御所巻とは、中世の異議申し立て方法のことを言います。世田谷区による区史編さん委員へのパワハラと著作権の問題についてのブログです。出版ネッツのメンバーが運営しています。

世田谷区による歴史叙述をチェック

  • 世田谷区による歴史叙述をチェックしてみた

 過日、「区民の会」とともに、世田谷城とその周辺をまわった。

  目的は、単に歴史を知ること、にあるのではない。区がどのように歴史を描いているのか、これを知ることにあった。

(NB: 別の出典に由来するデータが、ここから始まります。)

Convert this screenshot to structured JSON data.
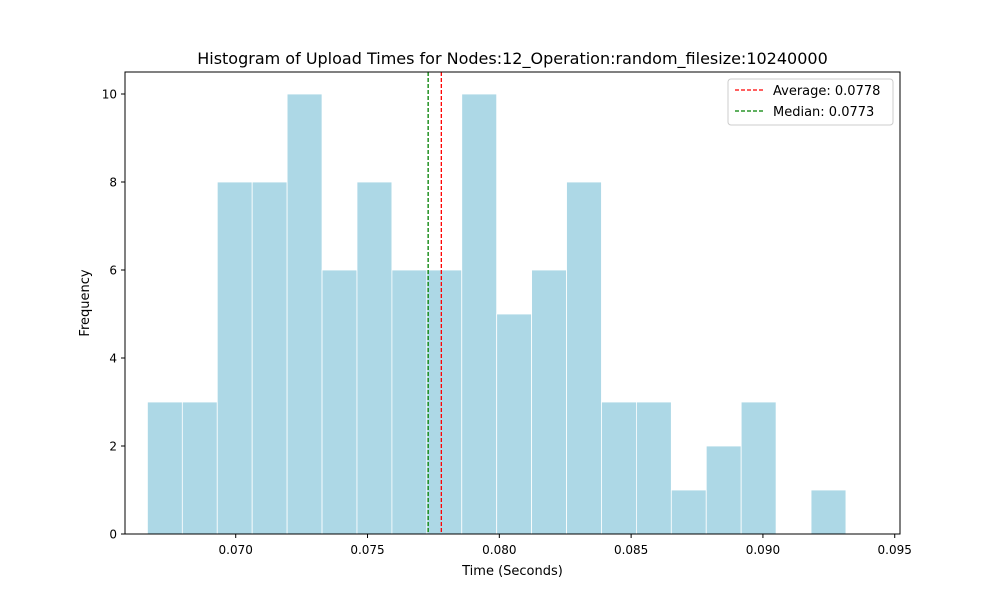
{
  "chart_data": {
    "type": "bar",
    "title": "Histogram of Upload Times for Nodes:12_Operation:random_filesize:10240000",
    "xlabel": "Time (Seconds)",
    "ylabel": "Frequency",
    "xlim": [
      0.0658,
      0.0952
    ],
    "ylim": [
      0,
      10.5
    ],
    "bin_edges": [
      0.06665,
      0.067975,
      0.0693,
      0.070625,
      0.07195,
      0.073275,
      0.0746,
      0.075925,
      0.07725,
      0.078575,
      0.0799,
      0.081225,
      0.08255,
      0.083875,
      0.0852,
      0.086525,
      0.08785,
      0.089175,
      0.0905,
      0.091825,
      0.09315,
      0.094475
    ],
    "values": [
      3,
      3,
      8,
      8,
      10,
      6,
      8,
      6,
      6,
      10,
      5,
      6,
      8,
      3,
      3,
      1,
      2,
      3,
      0,
      1,
      0
    ],
    "bar_color": "#add8e6",
    "x_ticks": [
      "0.070",
      "0.075",
      "0.080",
      "0.085",
      "0.090",
      "0.095"
    ],
    "x_tick_values": [
      0.07,
      0.075,
      0.08,
      0.085,
      0.09,
      0.095
    ],
    "y_ticks": [
      "0",
      "2",
      "4",
      "6",
      "8",
      "10"
    ],
    "y_tick_values": [
      0,
      2,
      4,
      6,
      8,
      10
    ],
    "reference_lines": [
      {
        "label": "Average: 0.0778",
        "value": 0.0778,
        "color": "#ff0000",
        "style": "dashed"
      },
      {
        "label": "Median: 0.0773",
        "value": 0.0773,
        "color": "#008000",
        "style": "dashed"
      }
    ],
    "legend_position": "top-right",
    "grid": false
  }
}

   その目的は当日、十分に果たされたといってもよい。区がいかに杜撰な「歴史」を書き散らしているのか、白日の下にさらけだされたからだ。

    世田谷区史編纂問題の前提・根底には、区の杜撰な歴史に対する取り組みがあるのである。

    それを裏付けるものとして、今回、世田谷区のホームページも検証してみたい。

    

https://www.city.setagaya.lg.jp/mokuji/kusei/012/015/001/010/d00014476.html

    ここには、「最終更新日 令和4年9月22日 ページ番号 14476」とある。

 

  • えっ! 伝説の常盤姫が実在!?

 まず、ここにはいきなり「おもしろいこと」が書かれている。

 

  >さぎ草の伝説の主人公「常盤姫」もここに住んでいました。

 

  世田谷区には「さぎ草」伝説というものがあり、区の花にもなっている。しかし、これはあくまでも「伝説」であって、「史実」ではない。ゆえに、実在しない「常盤姫」が、世田谷城に住んでいたことなど、ありえない。物語の主人公が、現実に住んでいたというのだから、噴飯モノというほかはない。

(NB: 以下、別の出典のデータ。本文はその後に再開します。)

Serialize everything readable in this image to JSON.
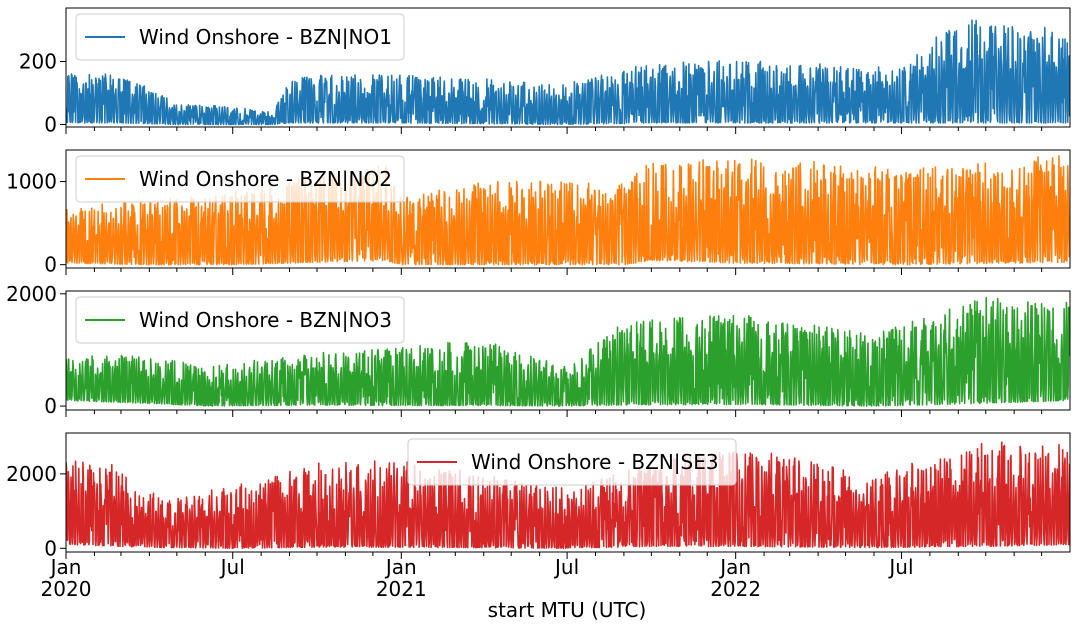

   このようなウソが区のHPには書かれているのである。

   「さぎ」草伝説ではなく、世田谷区による「サギ」的な言説ではないか。

 

  • まだまだある。驚くべき「説明」

   また、次のような「説明」もある。

  

>初代吉良氏が南北朝の頃、

 

   ここも意味不明であって、吉良氏の初代は鎌倉期にまで遡る。つまり、吉良氏の初代は南北朝期(1336~1392)ではない。明らかなウソである。

  

    さらに、驚くべき「説明」がある。

 

    >関東管領足利基氏

 

    ここにいたっては明らかなウソであり、実に恥ずかしい。

    現在、学術の世界において、関東の足利氏は「鎌倉公方」・「関東公方」というのであって、「関東管領」ではありえない。

    「関東管領」というのは、足利氏=公方を補佐する役職で、上杉氏のことをいう。

    つまり、世田谷区は現在の学術的常識を、根本からまるで理解していないのである。

否、学術の世界ばかりではない。鎌倉公方関東管領は、山川の日本史の教科書でも太字の重要用語である。高校の教科書に太字で載っているようなことを、世田谷区は思いっきり間違えているのである。これでは歴史で点数をとることなどできまい。大丈夫なのか?

 

    このような恥ずかしい情報が、区のHPに堂々と掲載されているのである。

    恥を知れ、というほかはない。

  なお、これ以外にも不正確な情報が記されているが、教える義務はないので、やめる。

 

    区は当該記事をチェックしていてしれっと修正するのか、

    あるいは、恥も外聞もなく区内外にデタラメをまき散らし続けるのか、楽しみだ。